The e-mail claims the receiver's bank has failed, and that the FDIC has taken it over, the bureau said. The e-mail instructs receivers to click on a link leading them to a false web site that appears to belong to the FDIC. The web site includes links that appear to open forms. The Better Business Bureau said it believes that if consumers click on those links, they may download some form of malicious software, or a file that may be intended to collect personal information.
"The FDIC does not ask consumers to validate account information, or personal information," said David Barr, a spokesman for the FDIC. "Consumers should now realize that the FDIC won't ask for that information."
According to Barr, the FDIC is working with the United States Computer Emergency Readiness Team to determine the nature of the file.
Barr couldn't provide details of the investigation, or how long the investigation will last, for security reasons.
"Sometimes they [malicious computer files] are not there to check information, they are there to spread viruses," he added.

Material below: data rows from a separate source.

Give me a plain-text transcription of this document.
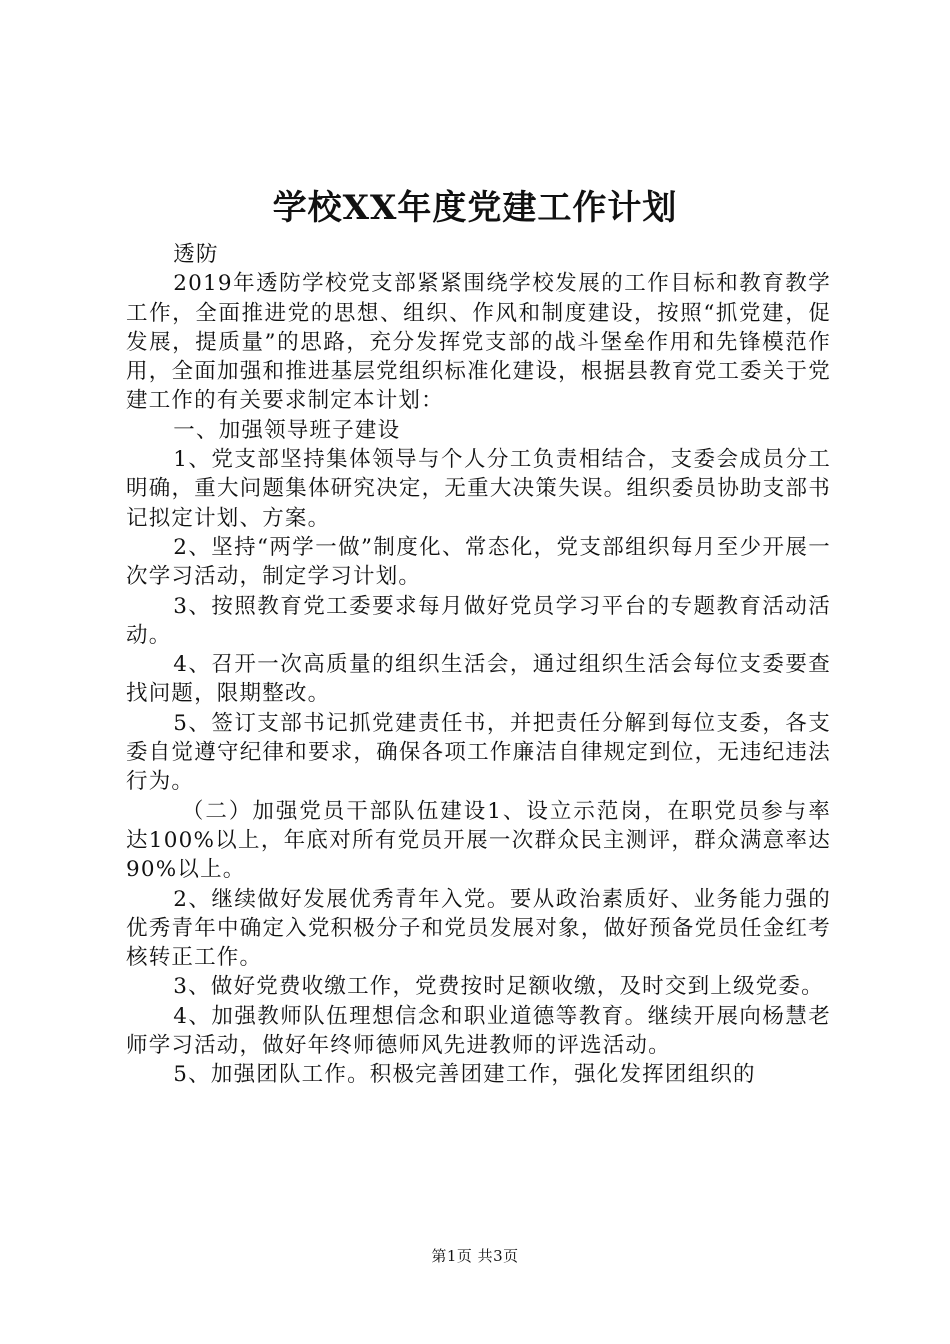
学校XX年度党建工作计划

透防

2019年透防学校党支部紧紧围绕学校发展的工作目标和教育教学工作，全面推进党的思想、组织、作风和制度建设，按照“抓党建，促发展，提质量”的思路，充分发挥党支部的战斗堡垒作用和先锋模范作用，全面加强和推进基层党组织标准化建设，根据县教育党工委关于党建工作的有关要求制定本计划：

一、加强领导班子建设

1、党支部坚持集体领导与个人分工负责相结合，支委会成员分工明确，重大问题集体研究决定，无重大决策失误。组织委员协助支部书记拟定计划、方案。

2、坚持“两学一做”制度化、常态化，党支部组织每月至少开展一次学习活动，制定学习计划。

3、按照教育党工委要求每月做好党员学习平台的专题教育活动活动。

4、召开一次高质量的组织生活会，通过组织生活会每位支委要查找问题，限期整改。

5、签订支部书记抓党建责任书，并把责任分解到每位支委，各支委自觉遵守纪律和要求，确保各项工作廉洁自律规定到位，无违纪违法行为。

（二）加强党员干部队伍建设1、设立示范岗，在职党员参与率达100%以上，年底对所有党员开展一次群众民主测评，群众满意率达90%以上。

2、继续做好发展优秀青年入党。要从政治素质好、业务能力强的优秀青年中确定入党积极分子和党员发展对象，做好预备党员任金红考核转正工作。

3、做好党费收缴工作，党费按时足额收缴，及时交到上级党委。

4、加强教师队伍理想信念和职业道德等教育。继续开展向杨慧老师学习活动，做好年终师德师风先进教师的评选活动。

5、加强团队工作。积极完善团建工作，强化发挥团组织的

第1页 共3页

Barr said officials with the FDIC were made aware of the so-called "phishing" scam on Monday.
"It is not the first time the FDIC has been used as a hook for phishing," said Barr.
The FDIC's name has been used in five scams so far this year, he added.
Fred Elsberry, Jr., a spokesperson for the Better Business Bureau, said that while America's economy is improving, e-mail scams are not uncommon and are escalating.
"They [scammers] are ... people who see this as their employment," said Elsberry.
Elsberry said cyberspace criminals sometimes, in the course of running their scams, use the names of organizations that appear in the news and may be familiar to potential victims.
"They really play on the headlines," he said.